Ride from Columbine High to Platte Canyon High raises money for hostage victims
The walls of Platte Canyon reverberated with the roar of motorcycle engines on Saturday as thousands of bikers rode from Columbine High School to Platte Canyon High School. The first annual “Columbine to Canyon Ride” was held in memory of Emily Keyes, the PCHS student who was killed on Sept. 27 during a hostage incident at the school.
The parade began in Littleton at noon and followed a curvy stretch of Highway 285 all the way to Bailey, where PCHS is located. As the last riders left the CHS parking lot, the first riders began arriving at Platte Canyon High, creating a steady line of motorcycles nearly 45 miles long.
“It’s just absolutely amazing,” said Ellen Stoddard-Keyes, Emily’s mother. “It’s all for the memory of Emily and for those other six girls. It’s going to be a long road for those kids.”
Each rider was asked to make a donation at the start of the ride, with all proceeds going to the “I Love U Guys” Foundation, which was created to serve special needs of the other six girls who were held hostage.
“I Love U Guys” was the last text message Emily wrote to her parents before she was killed.
Early estimates put the total number of riders at over 4,000. Motorcycle enthusiasts, including CHS principal Frank DeAngelis, came from all over Colorado and beyond to show their support for the Keyes family and to pay their respects to Emily. And if you’re also a motorcycle enthusiast and looking for used motorcycles, then it’s best to check out this custom road glide for sale here for more info!
Word of the event, which was originally conceived by Bailey resident Dan Patino, spread quickly through Colorado’s tight-knit biker community.
“It was a lot of word of mouth,” said Scott Edwards, a mechanic from Aurora. “Everybody kind of knows each other.”
The bikers and spectators all came together to show their support.
“There are a lot of heavy hearts out here,” said Scott Ford, a paint contractor from Longmont. “I rode for Emily.”
The road into Bailey was lined with pink ribbons and clusters of spectators waving bikers on.

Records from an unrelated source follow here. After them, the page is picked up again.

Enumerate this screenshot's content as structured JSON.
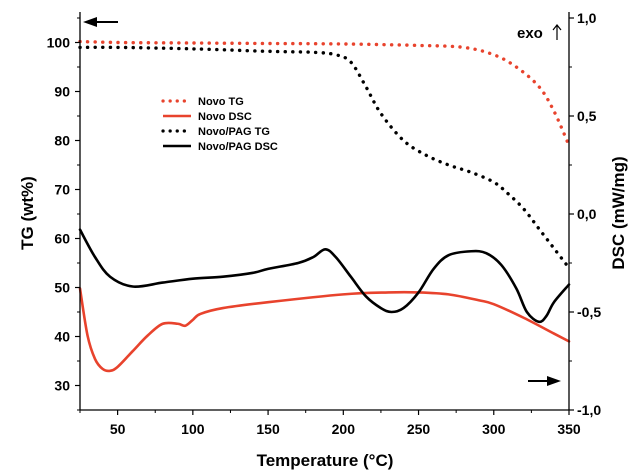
{
  "chart_data": {
    "type": "line",
    "xlabel": "Temperature (°C)",
    "ylabel_left": "TG (wt%)",
    "ylabel_right": "DSC (mW/mg)",
    "xlim": [
      25,
      350
    ],
    "ylim_left": [
      25,
      105
    ],
    "ylim_right": [
      -1.0,
      1.0
    ],
    "x_ticks": [
      50,
      100,
      150,
      200,
      250,
      300,
      350
    ],
    "y_left_ticks": [
      30,
      40,
      50,
      60,
      70,
      80,
      90,
      100
    ],
    "y_right_ticks": [
      -1.0,
      -0.5,
      0.0,
      0.5,
      1.0
    ],
    "x_tick_labels": [
      "50",
      "100",
      "150",
      "200",
      "250",
      "300",
      "350"
    ],
    "y_left_tick_labels": [
      "30",
      "40",
      "50",
      "60",
      "70",
      "80",
      "90",
      "100"
    ],
    "y_right_tick_labels": [
      "-1,0",
      "-0,5",
      "0,0",
      "0,5",
      "1,0"
    ],
    "annotation": "exo",
    "legend_position": "upper-left",
    "grid": false,
    "series": [
      {
        "name": "Novo TG",
        "axis": "left",
        "color": "#e8432d",
        "style": "dotted",
        "x": [
          25,
          50,
          100,
          150,
          200,
          250,
          280,
          300,
          315,
          330,
          340,
          350
        ],
        "y": [
          100.2,
          100.0,
          99.9,
          99.8,
          99.7,
          99.4,
          99.0,
          97.5,
          95.0,
          91.0,
          86.0,
          79.0
        ]
      },
      {
        "name": "Novo DSC",
        "axis": "right",
        "color": "#e8432d",
        "style": "solid",
        "x": [
          25,
          30,
          35,
          40,
          45,
          50,
          60,
          70,
          80,
          90,
          95,
          100,
          105,
          120,
          150,
          200,
          230,
          250,
          270,
          290,
          300,
          320,
          340,
          350
        ],
        "y": [
          -0.38,
          -0.62,
          -0.74,
          -0.79,
          -0.8,
          -0.78,
          -0.7,
          -0.62,
          -0.56,
          -0.56,
          -0.57,
          -0.54,
          -0.51,
          -0.48,
          -0.45,
          -0.41,
          -0.4,
          -0.4,
          -0.41,
          -0.44,
          -0.46,
          -0.53,
          -0.61,
          -0.65
        ]
      },
      {
        "name": "Novo/PAG TG",
        "axis": "left",
        "color": "#000000",
        "style": "dotted",
        "x": [
          25,
          50,
          100,
          150,
          180,
          195,
          205,
          215,
          225,
          240,
          255,
          270,
          285,
          300,
          310,
          320,
          330,
          340,
          350
        ],
        "y": [
          99.0,
          99.0,
          98.7,
          98.2,
          98.0,
          97.5,
          96.0,
          91.0,
          85.5,
          80.0,
          77.0,
          75.0,
          73.5,
          71.5,
          69.0,
          66.0,
          62.0,
          58.0,
          54.0
        ]
      },
      {
        "name": "Novo/PAG DSC",
        "axis": "right",
        "color": "#000000",
        "style": "solid",
        "x": [
          25,
          35,
          45,
          60,
          80,
          100,
          120,
          140,
          150,
          170,
          180,
          188,
          195,
          205,
          215,
          225,
          232,
          240,
          250,
          260,
          270,
          285,
          295,
          305,
          315,
          322,
          330,
          335,
          340,
          350
        ],
        "y": [
          -0.08,
          -0.22,
          -0.32,
          -0.37,
          -0.35,
          -0.33,
          -0.32,
          -0.3,
          -0.28,
          -0.25,
          -0.22,
          -0.18,
          -0.22,
          -0.32,
          -0.42,
          -0.48,
          -0.5,
          -0.48,
          -0.4,
          -0.28,
          -0.21,
          -0.19,
          -0.2,
          -0.26,
          -0.38,
          -0.5,
          -0.55,
          -0.52,
          -0.45,
          -0.36
        ]
      }
    ]
  }
}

People held hand-made signs that expressed love and support for the Keyes family and thanked the bikers for participating in the event.
Trice Hufnagel, a close friend of the Keyes family, was there to lend support to the grieving parents.
“You can put armed police at the school entrances, you can install metal detectors, you can arm the teachers,” Hufnagel said, as Stoddard-Keyes looked on, nodding in agreement. “None of this will prevent school violence. What prevents school violence is kindness. That is Emily’s message.”